President of the Lazarus Union
- In office 2009–2019
- Succeeded by: Lothar Gellert

Personal details
- Profession: businessman, philanthropist
- Awards: Decoration of Honour for Services to the Republic of Austria

= Wolfgang Steinhardt =

Austrian entrepreneur (1948–2024)

Wolfgang Steinhardt (Vienna 26 July, 1948 - 7 March 2024) is an Austrian businessman and philanthropist.

== Life ==
Wolfgang Steinhardt was a private entrepreneur, founding several of his own companies and working as a flight instructor for helicopters and airplanes. From 2000 to 2005 he worked in the Chamber of Commerce of the Dominican Republic. After returning to Austria, he worked until 2008 as a professional helicopter pilot and flight instructor.

== Charity work ==
After retirement, he founded the international non-governmental organization Lazarus Union (Corps Saint Lazarus International, CSLI), which he chaired from 2006 to 2019. Under his leadership, the organization achieved special consultative status with the United Nations Economic and Social Council and was nominated for the Nobel Peace Prize. In addition to natural disaster operations, he also conducted sightseeing flights with disabled children and adults.

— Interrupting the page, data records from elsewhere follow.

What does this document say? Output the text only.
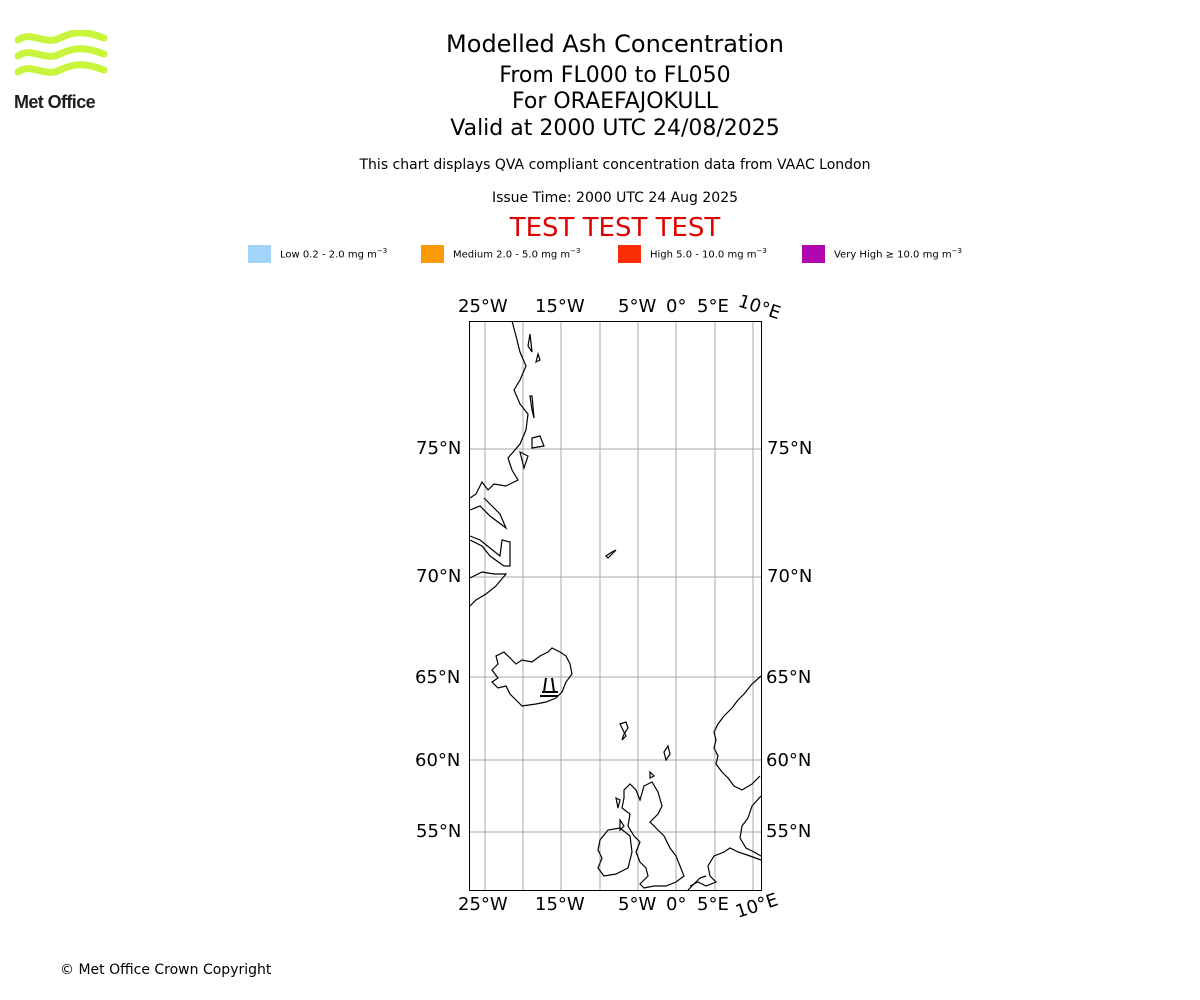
Met Office
Modelled Ash Concentration
From FL000 to FL050
For ORAEFAJOKULL
Valid at 2000 UTC 24/08/2025
This chart displays QVA compliant concentration data from VAAC London
Issue Time: 2000 UTC 24 Aug 2025
TEST TEST TEST
Low 0.2 - 2.0 mg $m^{-3}$	Medium 2.0 - 5.0 mg $m^{-3}$	High 5.0 - 10.0 mg $m^{-3}$	Very High ≥ 10.0 mg $m^{-3}$
25°W 15°W 5°W 0° 5°E 10°E
25°W 15°W 5°W 0° 5°E 10°E
75°N
70°N
65°N
60°N
55°N
75°N
70°N
65°N
60°N
55°N
© Met Office Crown Copyright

== Honors and decorations ==
On February 21, 2014, he was awarded the Decoration of Honour for Services to the Republic of Austria by President Heinz Fischer. He received the award on June 10, 2014 from prof. Harry Kopietz at Vienna City Hall.

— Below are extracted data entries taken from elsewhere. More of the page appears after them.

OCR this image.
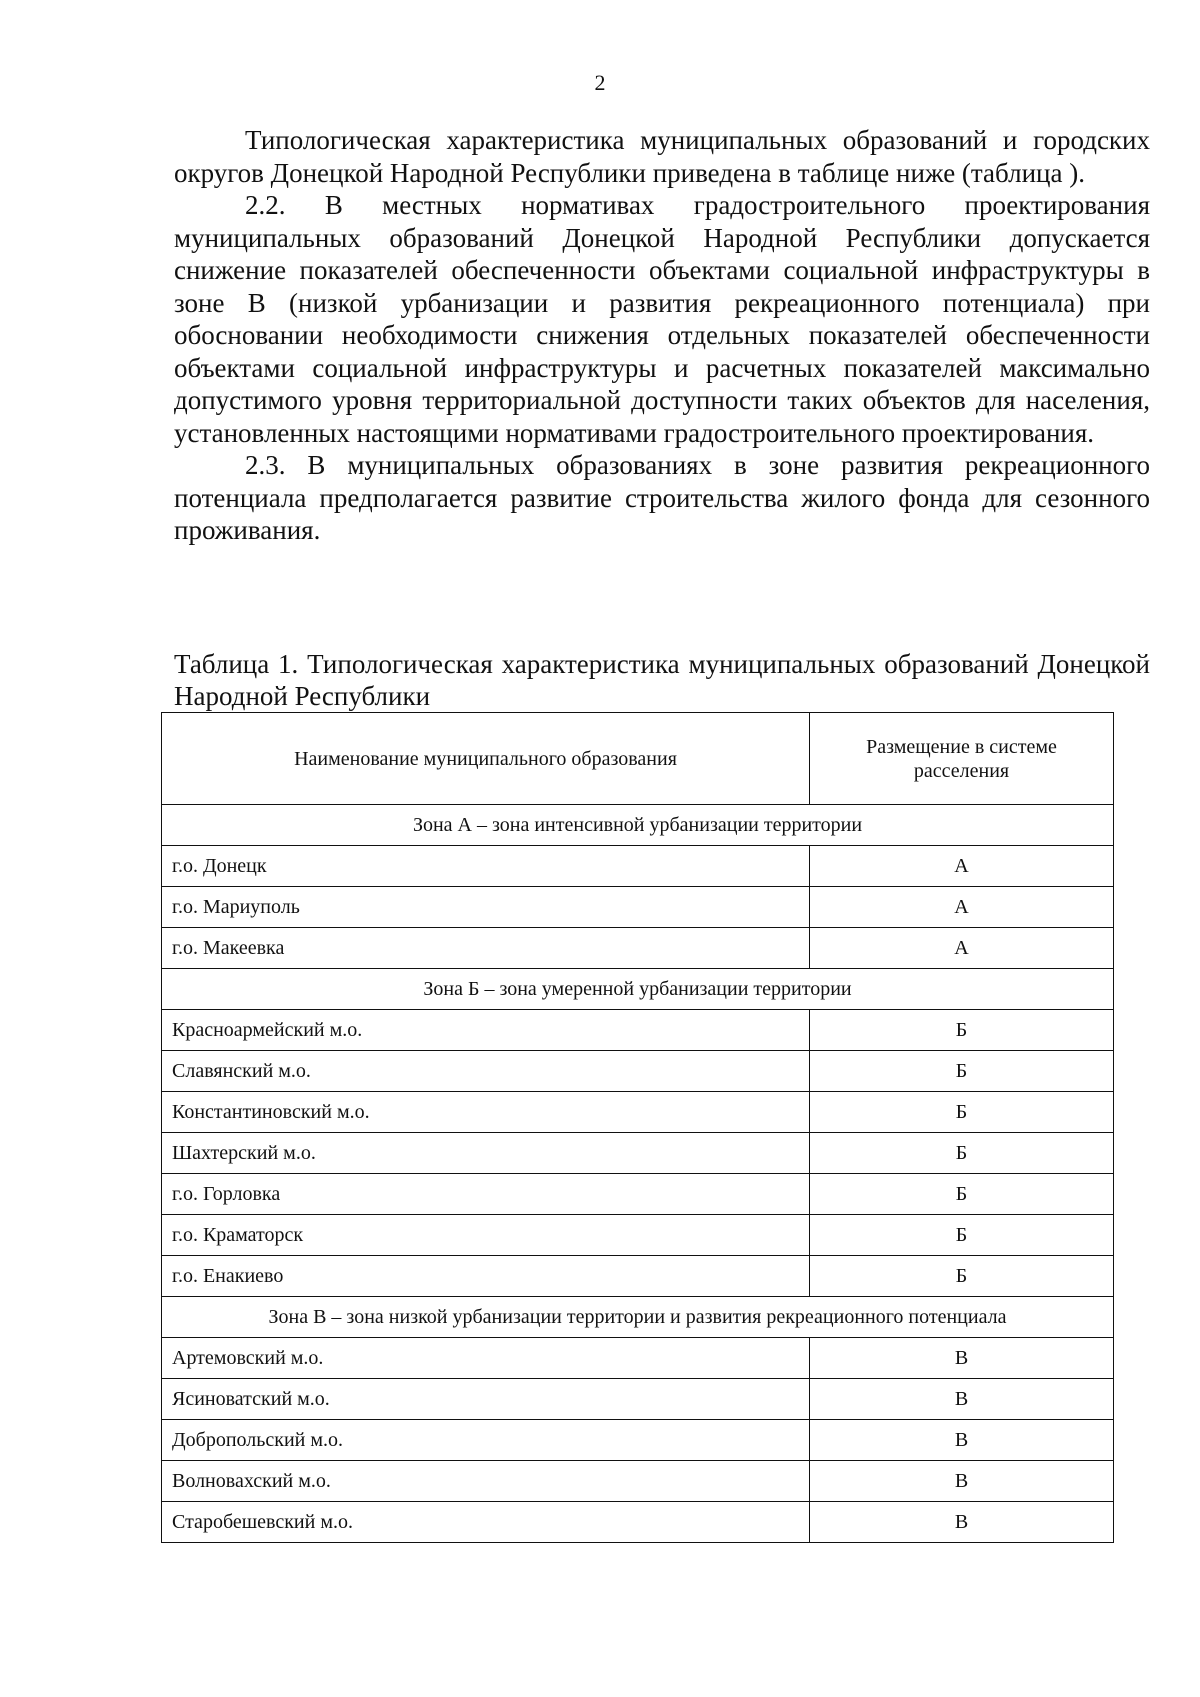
2

Типологическая характеристика муниципальных образований и городских округов Донецкой Народной Республики приведена в таблице ниже (таблица ).

2.2. В местных нормативах градостроительного проектирования муниципальных образований Донецкой Народной Республики допускается снижение показателей обеспеченности объектами социальной инфраструктуры в зоне В (низкой урбанизации и развития рекреационного потенциала) при обосновании необходимости снижения отдельных показателей обеспеченности объектами социальной инфраструктуры и расчетных показателей максимально допустимого уровня территориальной доступности таких объектов для населения, установленных настоящими нормативами градостроительного проектирования.

2.3. В муниципальных образованиях в зоне развития рекреационного потенциала предполагается развитие строительства жилого фонда для сезонного проживания.

Таблица 1. Типологическая характеристика муниципальных образований Донецкой Народной Республики

Наименование муниципального образования	Размещение в системе расселения
Зона А – зона интенсивной урбанизации территории	
г.о. Донецк	А
г.о. Мариуполь	А
г.о. Макеевка	А
Зона Б – зона умеренной урбанизации территории	
Красноармейский м.о.	Б
Славянский м.о.	Б
Константиновский м.о.	Б
Шахтерский м.о.	Б
г.о. Горловка	Б
г.о. Краматорск	Б
г.о. Енакиево	Б
Зона В – зона низкой урбанизации территории и развития рекреационного потенциала	
Артемовский м.о.	В
Ясиноватский м.о.	В
Добропольский м.о.	В
Волновахский м.о.	В
Старобешевский м.о.	В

On May 15, 2016, a member of the UNAI Academia São Lázaro de Estudos Cavalheirescos e Humanitários in Rio de Janeiro awarded him the honorary title of Prof. h. c.

On March 14, 2017, he received from the Lower Austrian Provincial Governor Dr. Erwin Pröll Silver Medal of Merit.

He is an honorary member of a number of organizations and has received more than two hundred awards and distinctions from public and private institutions, companies and private associations.